Sunday, June 26, 2011

In the Rear-View Mirror

In the Dear-View Mirror by Robert Shaw is a poem which addresses the theme of maturity through the construction of an extended metaphor comparing leaving home to driving away. Shaw explores how the importance of family in the addresses eyes changes as the addressee matures through the use of spatial metaphors. The rear-view mirror becomes a symbol for memory and one’s ability to ‘look back’.
Shaw parallels the first and last lines of the poem to compare and contrast the addressee at the beginning of the journey to the end. At the beginning, the address is “thinking about them as you saw them last” compared to the end where the addressee is “thinking about them as you saw them lasting”. The only difference is between “last” and “lasting” both brought to our attention by the use of end-stopping. The word “last” suggests an end, while “lasting” suggests that there is no end. This parallelism highlights a change in the addressee’s attitude to their family. When first leaving home the addressee views it as the end of family life however, by the end of the poem the addressee comes to the realisation that family is “lasting” and eternal.
The first ten lines of the poem talk about the addressee’s family progressively shrinking in the eyes of the addressee. The family is described to be “standing there behind your back”. “Standing” implies how the addressee does not see their family making any forward progress whilst the addressee is continuously moving forward. This leads to the creation of distance between the two, a spatial metaphor is used by placing the family “behind” the addressee. Shaw does this to diminish the family’s importance. The addressee is now paying attention to what is ahead and therefore loses interest in what is behind. The only way the addressee can ‘see’ his/her family is through a reflection in the “rear-view mirror”. This complex metaphor is used by the author to illustrate how young people often place their family in a ‘side-line’ position once they graduate and leave home.
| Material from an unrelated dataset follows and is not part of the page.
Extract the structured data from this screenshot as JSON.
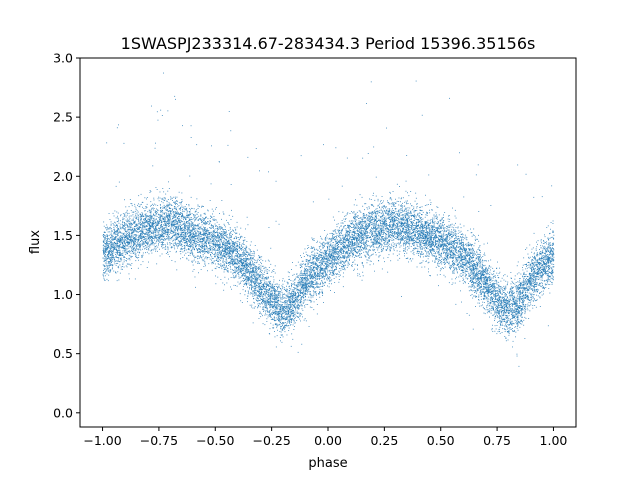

The “first turn” taken by the addressee is a metaphor of a loss of direction in this ‘journey’, In this phase of the addressee’s life, remembrance of the family is “lost completely” and replaced with meaningless items symbolised by “someone’s windbreak pines” and “a split-rail fence”. The author continues to use a spatial metaphor to illustrate a journey in the car to a journey of life. Eventually the addressee’s life gets back on track expressed by a metaphor of the “wheel straighten[ing]”. The next line starts with the word “nothing” followed by “but”, this isolates the word “nothing” to emphasize the emptiness of the life of the addressee. Shaw’s intentions are to communicate to the reader, how easy it is to lost sight of your goal and lose meaning in your life if you separate your family from your life.
The author uses caesura to suddenly switch he focus of the poem to the road ahead. Shaw creates an image of the addressee driving past “exists following exists” on a motorway. This constructs a metaphor of the addressing driving past opportunities. The author uses the symbol of “amassing a stiff toll” to communicate the idea that there ultimately is a ‘cost’ to driving past all these opportunities. At this point in the poem is the turning point. Shaw uses caesura to bring the reader’s focus to this vital moment in the poem: “Fortunately you carry along with you that higher-powered reflective instrument”. This instrument is in fact the human mind and the mind is not limited by distance or time because “no matter how far down the road you’ve gone” the addressee is still able to “bring them back in view as large as life”. Again, Shaw is using physical size to symbolize the importance one holds in the life of the addressee.
The ability for the addressee to bring family back into the present presents another idea: that the love of family is so powerful it has the ability to defy any distance or time and it is also forgiving and unconditional. This poem ultimately warns young people not to lose touch with family once they become independent.